FOR THE NON-ADDICT PARENT
1. The devil is in the details. There are judges who will turn a deaf ear to your claim that your spouse has an alcohol problem, especially if you and your spouse do not see eye to eye on most issues in your divorce. To prove your claim, you must do more than state your general “concerns.” Identify how much alcohol was used during the marriage, note how consumption has progressed over time, and specifically tie the usage to risk – both past behaviors culminating in risk (i.e., attempting to drive while intoxicated, passing out while caring for children, etc.) and reasonably foreseeable future behaviors (i.e., DUI’s, failing to provide for children’s basic needs, etc.).

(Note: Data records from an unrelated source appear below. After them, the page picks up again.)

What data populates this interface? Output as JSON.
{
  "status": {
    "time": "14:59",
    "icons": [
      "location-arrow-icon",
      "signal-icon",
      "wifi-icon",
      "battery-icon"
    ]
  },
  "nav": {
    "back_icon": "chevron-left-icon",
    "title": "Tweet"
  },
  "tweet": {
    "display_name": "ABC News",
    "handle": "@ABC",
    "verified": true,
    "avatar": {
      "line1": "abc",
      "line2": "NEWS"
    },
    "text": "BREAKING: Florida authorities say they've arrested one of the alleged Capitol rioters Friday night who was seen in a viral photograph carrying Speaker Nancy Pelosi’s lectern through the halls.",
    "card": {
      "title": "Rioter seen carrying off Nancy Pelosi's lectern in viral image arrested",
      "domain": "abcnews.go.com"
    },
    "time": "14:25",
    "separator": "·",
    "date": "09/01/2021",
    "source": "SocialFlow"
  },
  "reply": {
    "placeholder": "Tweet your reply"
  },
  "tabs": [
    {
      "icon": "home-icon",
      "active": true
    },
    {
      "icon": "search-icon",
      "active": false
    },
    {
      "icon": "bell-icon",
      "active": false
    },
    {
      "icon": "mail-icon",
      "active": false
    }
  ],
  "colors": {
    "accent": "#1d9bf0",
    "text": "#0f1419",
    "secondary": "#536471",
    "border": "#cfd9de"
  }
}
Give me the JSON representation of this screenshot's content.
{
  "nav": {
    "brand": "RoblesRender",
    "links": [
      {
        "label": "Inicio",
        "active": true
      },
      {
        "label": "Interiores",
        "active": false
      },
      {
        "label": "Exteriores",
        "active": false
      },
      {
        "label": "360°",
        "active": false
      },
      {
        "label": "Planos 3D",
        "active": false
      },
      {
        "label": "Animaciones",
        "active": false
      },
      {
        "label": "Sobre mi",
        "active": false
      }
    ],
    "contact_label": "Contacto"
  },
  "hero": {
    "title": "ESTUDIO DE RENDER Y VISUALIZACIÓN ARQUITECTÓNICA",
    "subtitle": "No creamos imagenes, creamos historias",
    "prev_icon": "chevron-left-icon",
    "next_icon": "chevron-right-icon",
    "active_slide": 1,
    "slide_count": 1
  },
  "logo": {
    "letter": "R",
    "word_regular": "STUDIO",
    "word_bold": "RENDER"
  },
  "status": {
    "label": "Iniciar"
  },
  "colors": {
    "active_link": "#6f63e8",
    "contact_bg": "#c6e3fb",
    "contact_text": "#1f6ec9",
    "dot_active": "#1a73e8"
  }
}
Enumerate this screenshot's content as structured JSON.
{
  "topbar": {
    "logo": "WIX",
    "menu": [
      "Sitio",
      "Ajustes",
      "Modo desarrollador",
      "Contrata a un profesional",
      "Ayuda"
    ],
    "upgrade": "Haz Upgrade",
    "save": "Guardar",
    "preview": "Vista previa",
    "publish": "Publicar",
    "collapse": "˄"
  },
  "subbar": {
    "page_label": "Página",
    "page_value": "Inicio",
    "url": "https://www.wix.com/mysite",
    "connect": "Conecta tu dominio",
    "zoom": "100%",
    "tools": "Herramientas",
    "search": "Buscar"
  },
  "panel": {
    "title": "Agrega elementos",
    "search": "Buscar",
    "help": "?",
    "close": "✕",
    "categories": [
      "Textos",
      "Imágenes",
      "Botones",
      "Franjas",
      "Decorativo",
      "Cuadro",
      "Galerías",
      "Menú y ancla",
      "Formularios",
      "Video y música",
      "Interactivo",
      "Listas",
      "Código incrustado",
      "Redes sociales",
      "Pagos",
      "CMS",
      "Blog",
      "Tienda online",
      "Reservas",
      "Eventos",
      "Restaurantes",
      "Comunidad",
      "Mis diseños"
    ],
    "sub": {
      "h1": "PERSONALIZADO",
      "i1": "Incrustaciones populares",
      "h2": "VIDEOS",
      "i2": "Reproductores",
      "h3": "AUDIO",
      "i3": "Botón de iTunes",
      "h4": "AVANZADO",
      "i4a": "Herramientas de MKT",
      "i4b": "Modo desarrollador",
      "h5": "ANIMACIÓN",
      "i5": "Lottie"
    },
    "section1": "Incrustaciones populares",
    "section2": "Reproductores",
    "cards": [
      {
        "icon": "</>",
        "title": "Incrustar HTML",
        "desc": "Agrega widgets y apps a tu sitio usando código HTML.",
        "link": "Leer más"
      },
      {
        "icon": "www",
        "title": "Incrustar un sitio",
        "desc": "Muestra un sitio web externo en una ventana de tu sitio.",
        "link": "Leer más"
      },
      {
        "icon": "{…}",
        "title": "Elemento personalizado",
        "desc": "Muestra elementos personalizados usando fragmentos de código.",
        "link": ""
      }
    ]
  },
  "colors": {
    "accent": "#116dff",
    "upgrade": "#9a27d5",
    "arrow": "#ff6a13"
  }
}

2. You are a part of the solution. Even if you sought no assistance to deal with your spouse’s addiction during your marriage, your seeking guidance and resources post-separation is critically valuable for you and your children. Understanding your spouse’s struggle with addiction will help you approach them with a modicum of empathy that will translate to the court, further supporting your perspective that your spouse poses a risk to the children and reducing the chance that your concerns will be devalued.
3. Understand your children’s cognitive dissonance. Children are very perceptive. Even if you never discussed the other parent’s addiction with the children, they recognize when their parents are impaired. Nevertheless, while your child may desire to have their parent well (i.e., sober), they will love them no matter what. Respect your child’s right to love their parent. At the same time, protect the natural affinity your child has for their parent by not putting the child into a position to be a spy or reporter of their parent’s misdeeds. Your child should understand that they can contact you if ever they feel unsafe – whether with their parent or otherwise – but they should not be encouraged to watch their parent like a hawk and report back any suspicions.
Substance abuse is a difficult issue to tackle, even for in-tact families. If you or your spouse have an addiction, child safety must be your priority, as it will be the court’s priority. But, having an addiction does not inherently render a parent incapable of safely parenting a child. Caution must be exercised by both parents when going through a divorce to keep the focus on what’s most important. If you believe that your child may be the subject of child maltreatment, you should consult an attorney who specializes in handling child abuse and neglect issues in family law litigation.